Pendant les fêtes, vous pouvez prévoir une solution de rechange si votre proche choisit de boire.

La vie n'est jamais facile quand on a un proche alcoolique, mais les fêtes peuvent engendrer du stress, de l'anxiété et de la tristesse supplémentaires. Les groupes familiaux Al-Anon offrent aux familles de personnes ayant des problèmes d'alcool un lieu de soutien, même pendant les fêtes. De nombreuses réunions maintiennent leurs horaires habituels, y compris à l'Action de grâce et à Noël.

Cette entrevue a été enregistrée lors du congrès international d'Al-Anon de 2018 à Baltimore, au Maryland, aux États-Unis. Les participants ont été invités à partager leurs expériences personnelles et leurs expériences concernant différents aspects du programme Al-Anon.

L'anonymat des membres est protégé afin qu'ils puissent partager ouvertement et honnêtement leur expérience avec la consommation d'alcool d'un proche et avec le programme Al-Anon.

Les opinions exprimées dans cette vidéo sont strictement celles de la personne qui les a exprimées.

Transcription vidéo

Pendant les fêtes, vous pouvez prévoir une solution de rechange si votre proche choisit de boire.

ENTREVUE : Trisha, pouvez-vous nous donner un aperçu de ce que sont les fêtes dans un foyer où règne l'alcoolisme ?

TRISHA : Oui, je peux. J'ai grandi dans une famille où l'alcoolisme était présent. À l'époque, je n'aurais pas dit que c'était le cas, mais on attendait le retour de mon père pour dîner. Et il arrivait parfois qu'il revienne tard. Comme on était huit enfants, l'attente était interminable. Les fêtes étaient une période d'incertitude, on ne savait jamais à quoi s'attendre. Soit tout allait bien, soit quelque chose tournait mal – ma mère aurait très bien pu se fâcher à cause d'une bêtise de mon père – et là, la tension montait et on attendait tous l'explosion.

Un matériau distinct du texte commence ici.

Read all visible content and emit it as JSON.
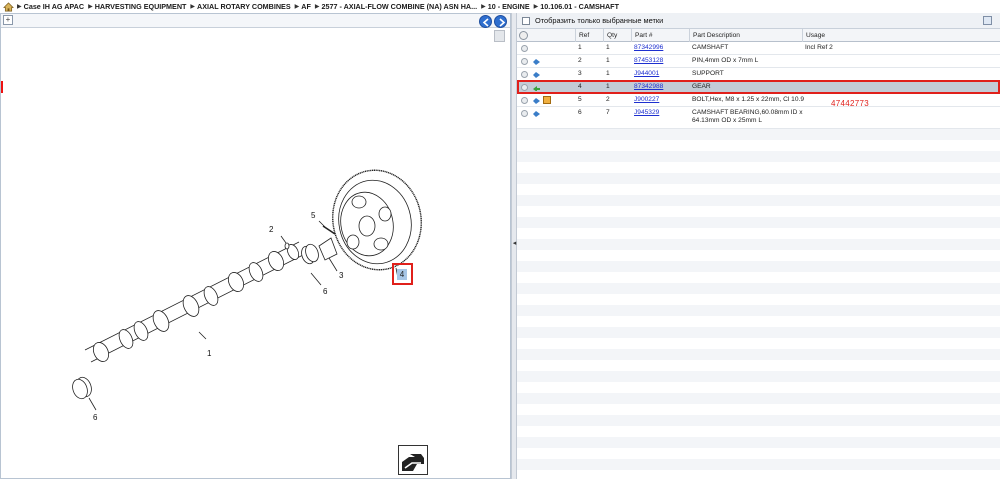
{
  "breadcrumb": [
    "Case IH AG APAC",
    "HARVESTING EQUIPMENT",
    "AXIAL ROTARY COMBINES",
    "AF",
    "2577 - AXIAL-FLOW COMBINE (NA) ASN HA...",
    "10 - ENGINE",
    "10.106.01 - CAMSHAFT"
  ],
  "drawing": {
    "callouts": [
      "1",
      "2",
      "3",
      "5",
      "6",
      "6"
    ],
    "selected_ref": "4"
  },
  "filter": {
    "label": "Отобразить только выбранные метки",
    "checked": false
  },
  "table": {
    "columns": [
      "Ref",
      "Qty",
      "Part #",
      "Part Description",
      "Usage"
    ],
    "rows": [
      {
        "ref": "1",
        "qty": "1",
        "part": "87342996",
        "desc": "CAMSHAFT",
        "desc2": "",
        "usage": "Incl Ref 2"
      },
      {
        "ref": "2",
        "qty": "1",
        "part": "87453128",
        "desc": "PIN,4mm OD x 7mm L",
        "desc2": "",
        "usage": ""
      },
      {
        "ref": "3",
        "qty": "1",
        "part": "J944001",
        "desc": "SUPPORT",
        "desc2": "",
        "usage": ""
      },
      {
        "ref": "4",
        "qty": "1",
        "part": "87342988",
        "desc": "GEAR",
        "desc2": "",
        "usage": ""
      },
      {
        "ref": "5",
        "qty": "2",
        "part": "J900227",
        "desc": "BOLT,Hex, M8 x 1.25 x 22mm, Cl 10.9",
        "desc2": "",
        "usage": ""
      },
      {
        "ref": "6",
        "qty": "7",
        "part": "J945329",
        "desc": "CAMSHAFT BEARING,60.08mm ID x",
        "desc2": "64.13mm OD x 25mm L",
        "usage": ""
      }
    ]
  },
  "annotation": "47442773",
  "colors": {
    "highlight": "#e0201b",
    "link": "#1d2fd0",
    "selected_row": "#c3ccd6",
    "callout_fill": "#a7c6e6"
  }
}
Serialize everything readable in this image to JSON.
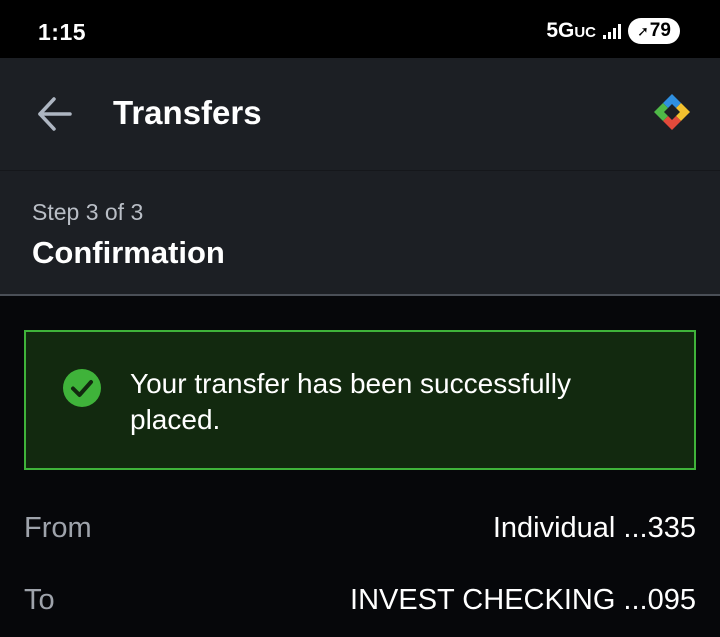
{
  "status_bar": {
    "time": "1:15",
    "network": "5G",
    "network_suffix": "UC",
    "battery": "79"
  },
  "app_bar": {
    "title": "Transfers",
    "back_icon": "arrow-back-icon",
    "logo_icon": "app-logo-icon"
  },
  "step": {
    "label": "Step 3 of  3",
    "title": "Confirmation"
  },
  "banner": {
    "message": "Your transfer has been successfully placed.",
    "icon": "check-circle-icon",
    "accent_color": "#3fb33a",
    "background_color": "#12290f"
  },
  "details": {
    "from": {
      "label": "From",
      "value": "Individual ...335"
    },
    "to": {
      "label": "To",
      "value": "INVEST CHECKING ...095"
    }
  }
}
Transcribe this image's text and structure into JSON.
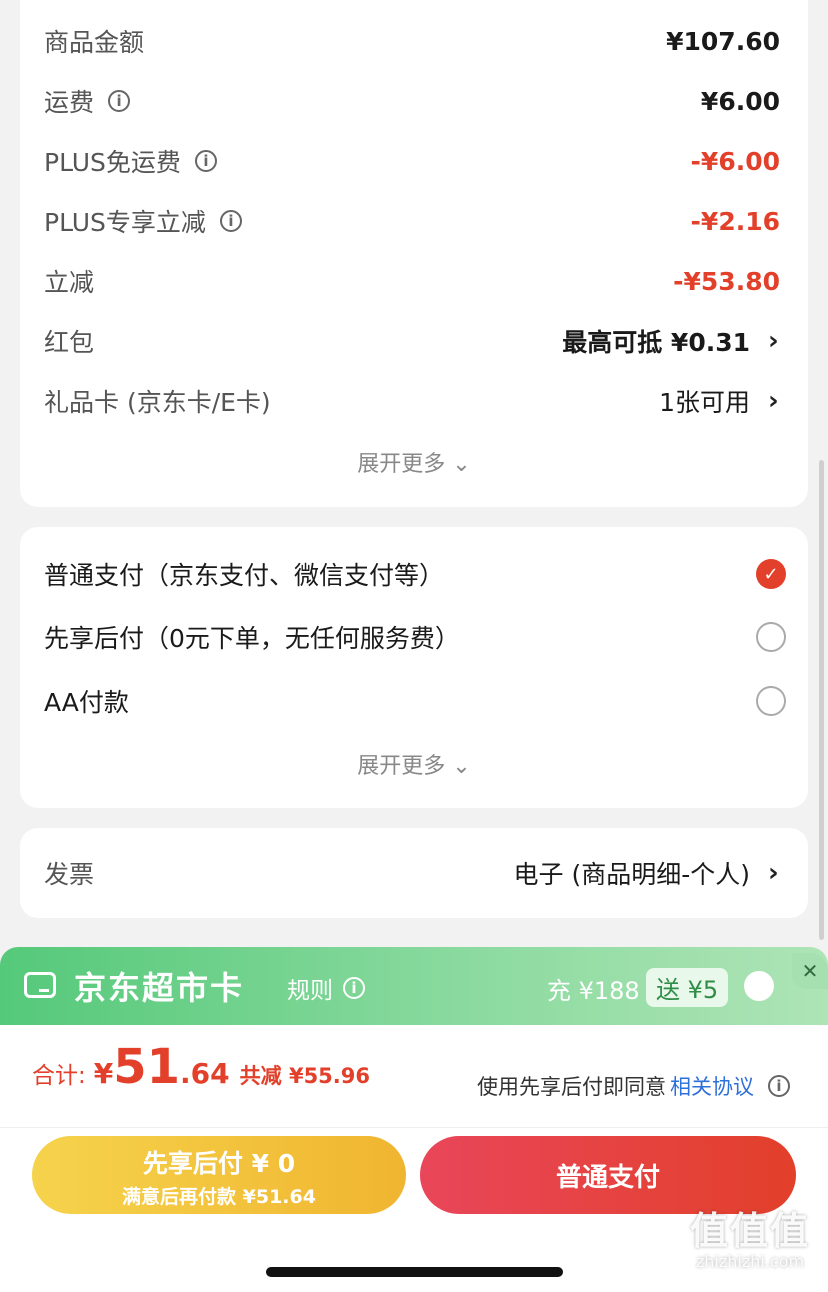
{
  "summary": {
    "rows": [
      {
        "label": "商品金额",
        "value": "¥107.60",
        "info": false,
        "red": false,
        "chevron": false
      },
      {
        "label": "运费",
        "value": "¥6.00",
        "info": true,
        "red": false,
        "chevron": false
      },
      {
        "label": "PLUS免运费",
        "value": "-¥6.00",
        "info": true,
        "red": true,
        "chevron": false
      },
      {
        "label": "PLUS专享立减",
        "value": "-¥2.16",
        "info": true,
        "red": true,
        "chevron": false
      },
      {
        "label": "立减",
        "value": "-¥53.80",
        "info": false,
        "red": true,
        "chevron": false
      },
      {
        "label": "红包",
        "value": "最高可抵 ¥0.31",
        "info": false,
        "red": false,
        "chevron": true
      },
      {
        "label": "礼品卡 (京东卡/E卡)",
        "value": "1张可用",
        "info": false,
        "red": false,
        "chevron": true
      }
    ],
    "expand_label": "展开更多"
  },
  "payment": {
    "options": [
      {
        "label": "普通支付（京东支付、微信支付等）",
        "selected": true
      },
      {
        "label": "先享后付（0元下单，无任何服务费）",
        "selected": false
      },
      {
        "label": "AA付款",
        "selected": false
      }
    ],
    "expand_label": "展开更多"
  },
  "invoice": {
    "label": "发票",
    "value": "电子 (商品明细-个人)"
  },
  "promo": {
    "title": "京东超市卡",
    "rules": "规则",
    "charge": "充 ¥188",
    "bonus": "送 ¥5",
    "close": "✕"
  },
  "total": {
    "label": "合计:",
    "currency": "¥",
    "amount_int": "51",
    "amount_dec": ".64",
    "saved": "共减 ¥55.96",
    "agree_prefix": "使用先享后付即同意",
    "agree_link": "相关协议"
  },
  "buttons": {
    "bnpl_title": "先享后付 ¥ 0",
    "bnpl_sub": "满意后再付款 ¥51.64",
    "pay": "普通支付"
  },
  "watermark": {
    "logo": "值值值",
    "site": "zhizhizhi.com"
  },
  "colors": {
    "accent_red": "#e2402a",
    "green": "#55c97a",
    "bnpl_yellow": "#f3c23f",
    "link_blue": "#2e6fd8"
  }
}
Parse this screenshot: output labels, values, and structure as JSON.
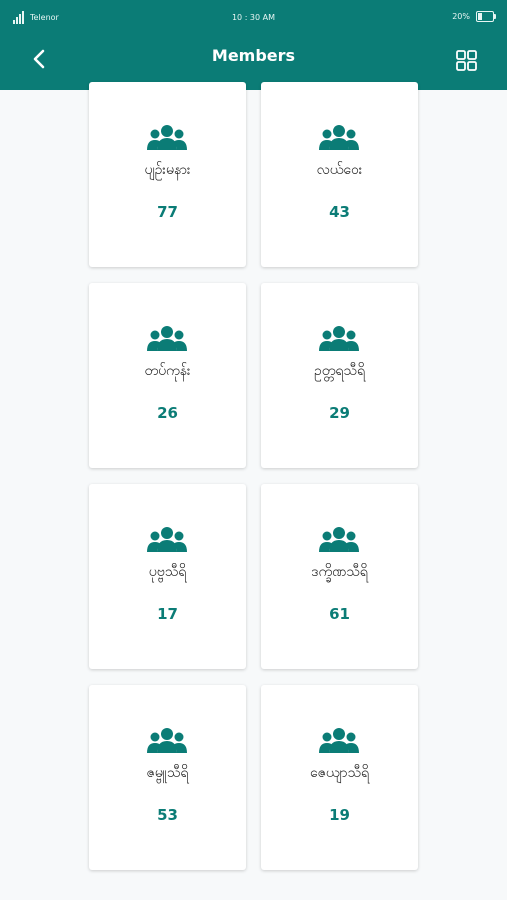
{
  "status_bar": {
    "carrier": "Telenor",
    "time": "10 : 30 AM",
    "battery": "20%"
  },
  "header": {
    "title": "Members",
    "back_icon": "chevron-left-icon",
    "view_icon": "grid-icon"
  },
  "colors": {
    "primary": "#0b7c76",
    "background": "#f7f9fa",
    "card": "#ffffff"
  },
  "cards": [
    {
      "name": "ပျဉ်းမနား",
      "count": "77",
      "icon": "group-icon"
    },
    {
      "name": "လယ်ဝေး",
      "count": "43",
      "icon": "group-icon"
    },
    {
      "name": "တပ်ကုန်း",
      "count": "26",
      "icon": "group-icon"
    },
    {
      "name": "ဥတ္တရသီရိ",
      "count": "29",
      "icon": "group-icon"
    },
    {
      "name": "ပုဗ္ဗသီရိ",
      "count": "17",
      "icon": "group-icon"
    },
    {
      "name": "ဒက္ခိဏသီရိ",
      "count": "61",
      "icon": "group-icon"
    },
    {
      "name": "ဇမ္ဗူသီရိ",
      "count": "53",
      "icon": "group-icon"
    },
    {
      "name": "ဇေယျာသီရိ",
      "count": "19",
      "icon": "group-icon"
    }
  ]
}
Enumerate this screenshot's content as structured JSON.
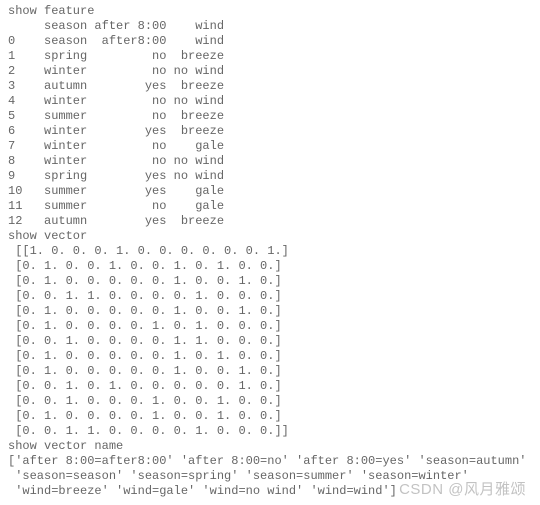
{
  "feature": {
    "heading": "show feature",
    "header_cols": [
      "season",
      "after 8:00",
      "wind"
    ],
    "cols": [
      "season",
      "after8:00",
      "wind"
    ],
    "rows": [
      {
        "idx": "0",
        "c0": "season",
        "c1": "after8:00",
        "c2": "wind"
      },
      {
        "idx": "1",
        "c0": "spring",
        "c1": "no",
        "c2": "breeze"
      },
      {
        "idx": "2",
        "c0": "winter",
        "c1": "no",
        "c2": "no wind"
      },
      {
        "idx": "3",
        "c0": "autumn",
        "c1": "yes",
        "c2": "breeze"
      },
      {
        "idx": "4",
        "c0": "winter",
        "c1": "no",
        "c2": "no wind"
      },
      {
        "idx": "5",
        "c0": "summer",
        "c1": "no",
        "c2": "breeze"
      },
      {
        "idx": "6",
        "c0": "winter",
        "c1": "yes",
        "c2": "breeze"
      },
      {
        "idx": "7",
        "c0": "winter",
        "c1": "no",
        "c2": "gale"
      },
      {
        "idx": "8",
        "c0": "winter",
        "c1": "no",
        "c2": "no wind"
      },
      {
        "idx": "9",
        "c0": "spring",
        "c1": "yes",
        "c2": "no wind"
      },
      {
        "idx": "10",
        "c0": "summer",
        "c1": "yes",
        "c2": "gale"
      },
      {
        "idx": "11",
        "c0": "summer",
        "c1": "no",
        "c2": "gale"
      },
      {
        "idx": "12",
        "c0": "autumn",
        "c1": "yes",
        "c2": "breeze"
      }
    ]
  },
  "vector": {
    "heading": "show vector",
    "rows": [
      [
        1,
        0,
        0,
        0,
        1,
        0,
        0,
        0,
        0,
        0,
        0,
        1
      ],
      [
        0,
        1,
        0,
        0,
        1,
        0,
        0,
        1,
        0,
        1,
        0,
        0
      ],
      [
        0,
        1,
        0,
        0,
        0,
        0,
        0,
        1,
        0,
        0,
        1,
        0
      ],
      [
        0,
        0,
        1,
        1,
        0,
        0,
        0,
        0,
        1,
        0,
        0,
        0
      ],
      [
        0,
        1,
        0,
        0,
        0,
        0,
        0,
        1,
        0,
        0,
        1,
        0
      ],
      [
        0,
        1,
        0,
        0,
        0,
        0,
        1,
        0,
        1,
        0,
        0,
        0
      ],
      [
        0,
        0,
        1,
        0,
        0,
        0,
        0,
        1,
        1,
        0,
        0,
        0
      ],
      [
        0,
        1,
        0,
        0,
        0,
        0,
        0,
        1,
        0,
        1,
        0,
        0
      ],
      [
        0,
        1,
        0,
        0,
        0,
        0,
        0,
        1,
        0,
        0,
        1,
        0
      ],
      [
        0,
        0,
        1,
        0,
        1,
        0,
        0,
        0,
        0,
        0,
        1,
        0
      ],
      [
        0,
        0,
        1,
        0,
        0,
        0,
        1,
        0,
        0,
        1,
        0,
        0
      ],
      [
        0,
        1,
        0,
        0,
        0,
        0,
        1,
        0,
        0,
        1,
        0,
        0
      ],
      [
        0,
        0,
        1,
        1,
        0,
        0,
        0,
        0,
        1,
        0,
        0,
        0
      ]
    ]
  },
  "names": {
    "heading": "show vector name",
    "items": [
      "after 8:00=after8:00",
      "after 8:00=no",
      "after 8:00=yes",
      "season=autumn",
      "season=season",
      "season=spring",
      "season=summer",
      "season=winter",
      "wind=breeze",
      "wind=gale",
      "wind=no wind",
      "wind=wind"
    ]
  },
  "watermark": "CSDN @风月雅颂"
}
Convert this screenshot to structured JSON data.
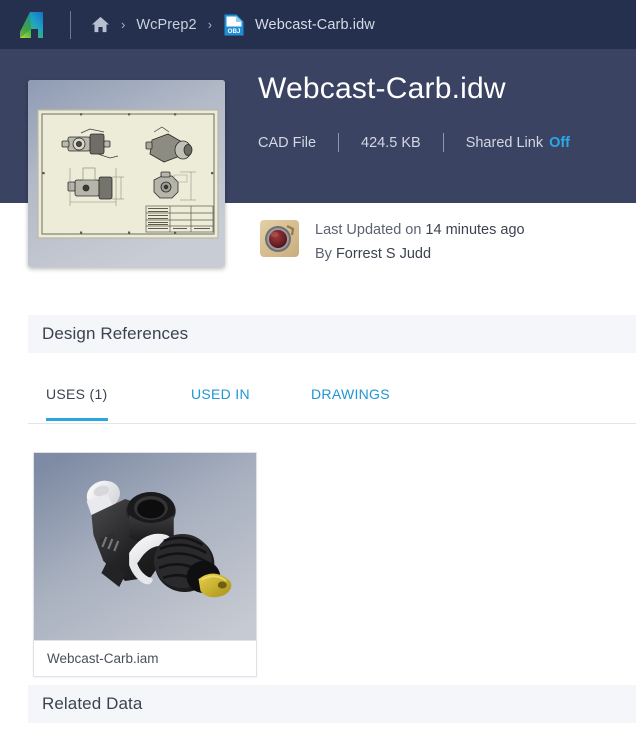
{
  "topbar": {
    "logo_name": "autodesk-logo",
    "home_label": "Home",
    "separator": "›",
    "breadcrumbs": [
      {
        "label": "WcPrep2"
      }
    ],
    "file_icon_text": "OBJ",
    "current_file": "Webcast-Carb.idw"
  },
  "hero": {
    "title": "Webcast-Carb.idw",
    "file_type": "CAD File",
    "file_size": "424.5 KB",
    "shared_link_label": "Shared Link",
    "shared_link_state": "Off",
    "thumbnail_name": "cad-drawing-thumbnail"
  },
  "updated": {
    "prefix": "Last Updated on",
    "when": "14 minutes ago",
    "by_word": "By",
    "author": "Forrest S Judd",
    "avatar_name": "user-avatar"
  },
  "design_references": {
    "title": "Design References",
    "tabs": [
      {
        "label": "USES (1)",
        "active": true
      },
      {
        "label": "USED IN",
        "active": false
      },
      {
        "label": "DRAWINGS",
        "active": false
      }
    ],
    "cards": [
      {
        "label": "Webcast-Carb.iam",
        "thumbnail_name": "carburetor-render"
      }
    ]
  },
  "related_data": {
    "title": "Related Data"
  },
  "colors": {
    "topbar_bg": "#25304f",
    "hero_bg": "#3b4363",
    "accent_blue": "#29a8e0",
    "link_blue": "#2196d6",
    "section_bar_bg": "#f5f6fa",
    "text_dark": "#3c4350"
  }
}
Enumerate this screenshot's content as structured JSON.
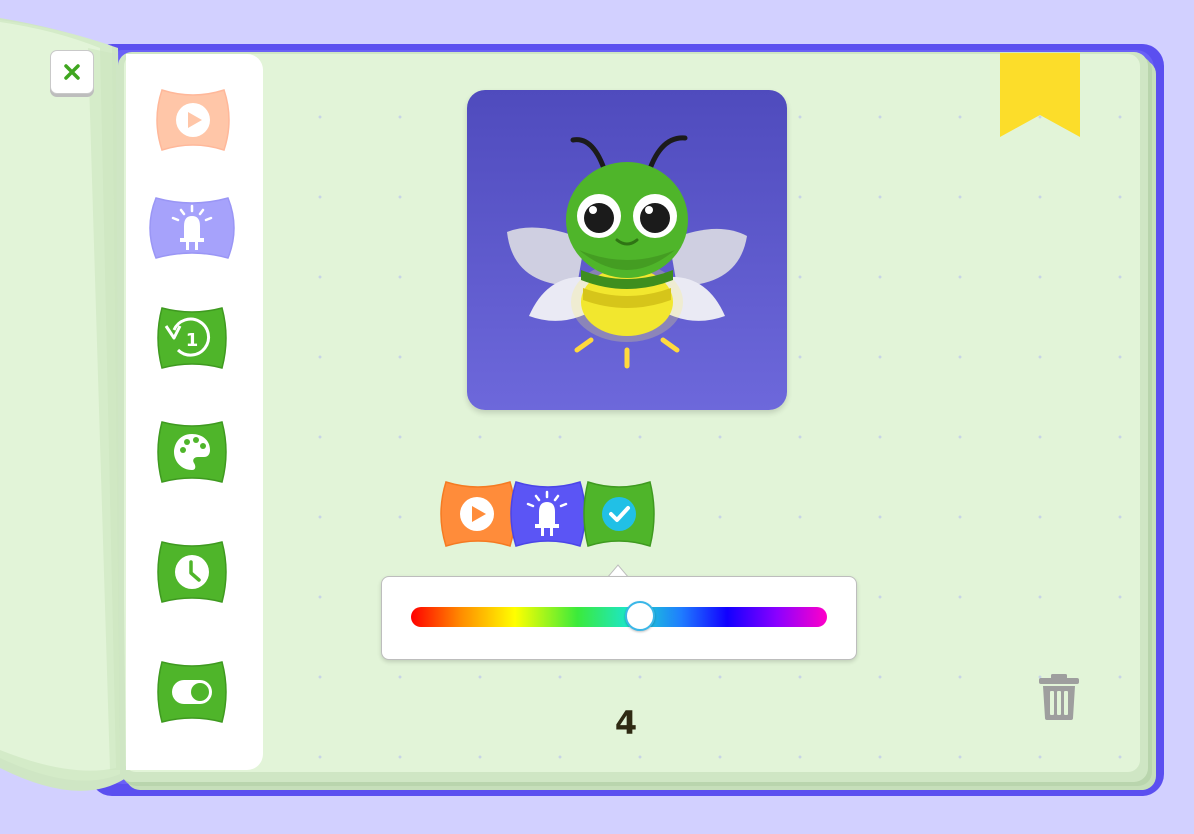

Ça n'a pas changé quand j'ai grandi et que je me suis mariée. Les fêtes étaient très stressantes pour moi parce que, étant mariée à un alcoolique, on avait beaucoup de problèmes d'argent et une tension constante quant à l'avenir.

Ce que j'ai découvert en fréquentant Al-Anon, c'est que la situation des personnes alcooliques ne s'améliore pas toujours. J'ai encore des proches aujourd'hui qui continuent de boire et qui n'ont pas choisi la sobriété. J'ai la chance que mon mari soit sobre aujourd'hui, ce qui rend la vie à la maison beaucoup plus agréable. Mais ce que j'ai aujourd'hui, ce sont les outils qu'Al-Anon m'a enseigné : je peux avoir d'autres projets. Mon bonheur, dans ce cas, ne dépend pas du comportement de l'autre personne.